Lloyds TSB has received requests from 27,000 customers who want to make overpayments on their mortgages as a result of falling interest rates.
Since the Bank of England cut interest rates again this month to 1.5 per cent, its fourth reduction in as many months, homeowners have found that their mortgage
repayments have fallen, leaving them with cash left over at the end of the month.
Instead of frittering this extra cash away, savvy homeowners are now taking advantage of the lower rates to overpay on their mortgages.
Lloyds TSB was one of the mortgage lenders
that pledged to pass on January's rate cut in full, and is fulfilling its promise this week by writing to those customers who are on variable rate and tracker mortgages
to inform them of their new lower repayment.
As interest rates
have come down in recent months, Lloyds TSB
said that is has received an increasing number of requests from its mortgage customers who want to make the most of the cheaper repayments to pay off more of their mortgage.

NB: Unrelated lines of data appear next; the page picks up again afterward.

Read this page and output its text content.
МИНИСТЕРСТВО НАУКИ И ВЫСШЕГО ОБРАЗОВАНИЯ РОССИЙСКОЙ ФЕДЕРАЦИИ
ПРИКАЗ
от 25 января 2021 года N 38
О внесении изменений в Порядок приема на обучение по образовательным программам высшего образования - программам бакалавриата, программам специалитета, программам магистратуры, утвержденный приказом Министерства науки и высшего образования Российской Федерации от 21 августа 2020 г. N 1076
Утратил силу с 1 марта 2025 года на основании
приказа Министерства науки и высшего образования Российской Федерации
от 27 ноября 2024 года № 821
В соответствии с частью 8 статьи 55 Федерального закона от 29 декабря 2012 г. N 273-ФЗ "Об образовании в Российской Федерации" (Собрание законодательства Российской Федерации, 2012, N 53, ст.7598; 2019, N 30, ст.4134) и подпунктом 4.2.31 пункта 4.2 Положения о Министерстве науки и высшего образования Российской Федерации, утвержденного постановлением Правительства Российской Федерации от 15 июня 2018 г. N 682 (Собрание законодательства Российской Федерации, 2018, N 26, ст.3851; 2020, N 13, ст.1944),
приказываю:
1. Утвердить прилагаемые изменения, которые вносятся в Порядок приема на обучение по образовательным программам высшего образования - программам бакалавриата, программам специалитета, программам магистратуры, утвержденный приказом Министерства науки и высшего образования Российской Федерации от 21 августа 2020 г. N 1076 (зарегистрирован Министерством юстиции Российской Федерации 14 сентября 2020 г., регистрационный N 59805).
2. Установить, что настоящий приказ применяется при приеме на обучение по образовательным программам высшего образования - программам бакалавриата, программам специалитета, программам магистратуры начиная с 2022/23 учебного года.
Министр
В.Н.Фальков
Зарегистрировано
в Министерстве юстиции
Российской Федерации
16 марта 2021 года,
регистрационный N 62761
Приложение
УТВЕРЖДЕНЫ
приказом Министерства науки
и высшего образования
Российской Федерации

Having passed on all of the Bank of England's rate cuts, Lloyds TSB received 7,000 requests in November when rates fell by 1.5 per cent, and 12,000 more when they fell by a further one per cent in December.
Almost 8,000 requests were made in the first two weeks of January, and Lloyds TSB said that it expects these numbers to continue to rise as customers reassess their budgets in light of falling interest rates.
Lloyds TSB's analysis of its mortgage data since November 2007 – from which time rates have not risen, only fallen or remained static – has found that the average customer on a £150,000 mortgage is now saving £380 a month on their repayments and cut 11 and a half years off the term of their mortgage with overpayments.
For only the second time in 10 years, the Bank of England
has said that mortgage customers have paid off more mortgage debt than they have taken out, repaying a record £5.7billion in the three months up to September 2008.
Stephen Noakes, marketing director of Cheltenham & Gloucester, which is the mortgage arm of Lloyds TSB, said: "Homeowners with a tracker mortgage are hundreds of pounds a month better off. For those who can spare the extra money, making overpayments is a smart move. Not only can it trim years off your mortgage term, but with house prices falling, overpayments will help to protect the equity in your home."
Meanwhile, HSBC, is taking a more pro-active approach, writing to 30,000 of its customers to encourage them to use the money left over from lower monthly repayments to reduce their mortgage.
Martijn van der Heijden, head of HSBC mortgages
, said of the opportunity being presented to homeowners: "It is absolutely in their favour to make real use of today's historically low interest rates. Overpaying their mortgage could reduce its term by years and save them thousands of pounds in interest."